La sconclusionata pattuglia di artisti, para-intellettuali,cantanti arruolati dal nuovo conformismo che legge il passato senza alcuna differenza si è arricchito, ieri a Roma, di un nuovo fenomeno. Le iniziali, di nome e cognome, potrebbero essere confuse con uno degli ultimi intellettuali veri che questo paese ricorda ancora con una certa nostalgia: Paolo Pasolini. E invece, o tempora o mores, ci dobbiamo accontentare di Piero Pelù.
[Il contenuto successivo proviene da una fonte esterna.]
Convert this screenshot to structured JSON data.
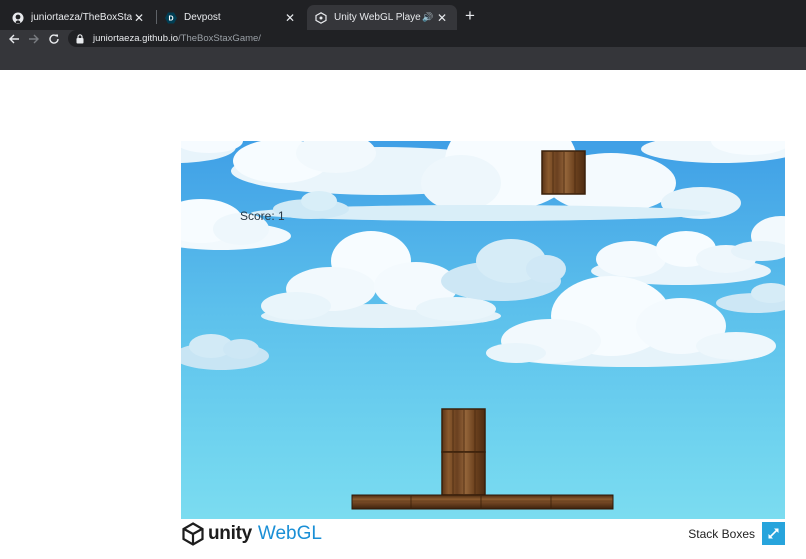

Articolando la propria riflessione politica al di sotto dei famosi 140 caratteri che fanno del cantante sostanzialmente un ermetico, Pelù ha voluto suggellare la sua performance con tre fondamentali accostamenti: Renzi e abusivismo di ruolo, Renzi e massoneria deviata e, infine, Giovanardi e cannoni (leggesi spinelli). Non poteva mancare la paccottiglia merceologica di mafia,camorra e ndrangheta che, alla pari di un bel paio di scarpe classiche nere, va bene per tutte le occasioni.
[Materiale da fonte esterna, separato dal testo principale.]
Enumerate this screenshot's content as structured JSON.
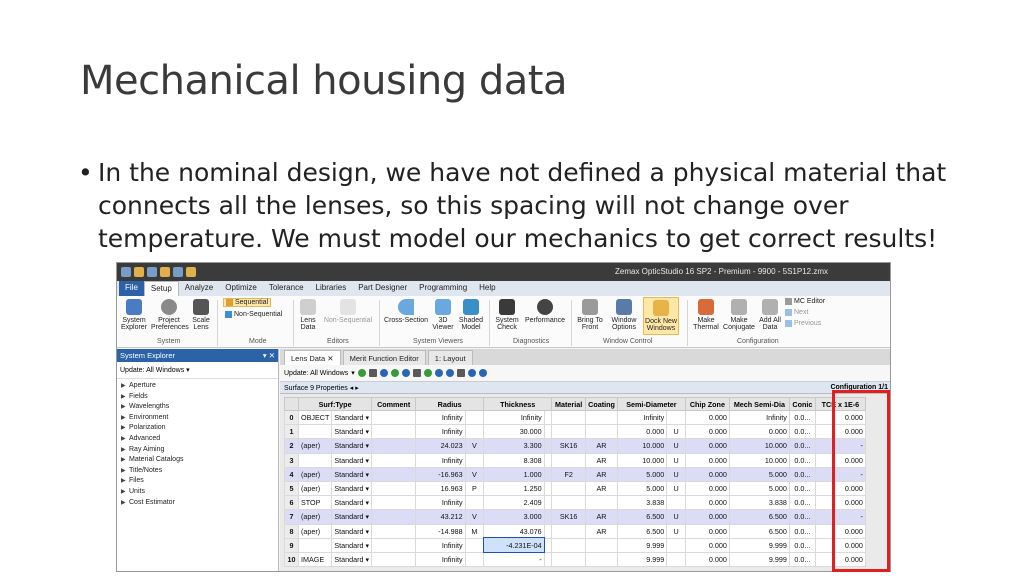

Ammazza! Che coraggio, che uomo, che sensibilità.

Ci si aspetterebbe da artisti e intellettuali un pensiero, minimamente, originale. Assistiamo inebetiti, al contrario, a forme di conformismo che avversano altre forme di conformismo. Ci si aspetterebbe da questi rocker locali un interesse un poco più approfondito di fenomeni sociali e culturali, politici che attraversando il nostro Paese dovrebbero, quanto meno, fare capolino anche nei loro pensieri.

La ritualità per cui il primo maggio e le feste correlate devono vedere contrapposti al potere un’immaginazione alternativa, credibile e convincente viene, ormai da troppi anni vanificata proprio dai bei tipi alla Pelù. L’abito non fa il monaco come si diceva un tempo ed anche l’abito da rocker maledetto con tanto di tatuaggi tribali di ordinanza del nostro, non fanno che confermare questo detto: dietro al pizzetto beffardo e al chiodo cattivo, si cela un borghesotto di provincia composto da placidi e soporiferi pensieri.

Tolti Silvano Agosti, Celestini e pochi altri lo stato dell’arte di intellettuali e artisti (presunti tali) rappresenta la povertà culturale del nostro bel Paese. Sono i cervelli a essere disoccupati, oltre che le persone. Ma la disoccupazione del pensiero pone una preoccupazione ulteriore: in presenza di una economia che, ci si augura, possa riprendere il suo normale corso, vane sono le speranze che, un giorno, si possa ascoltare dal palco, tra una canzone e l’altra, anche qualcosa di autentico, capace di rappresentare letture sociali che sappiano andare oltre la banale visione del bene e del male.

E invece di Ungaretti , becchiamoci gli ermetici di oggi. Pelù, ad esempio.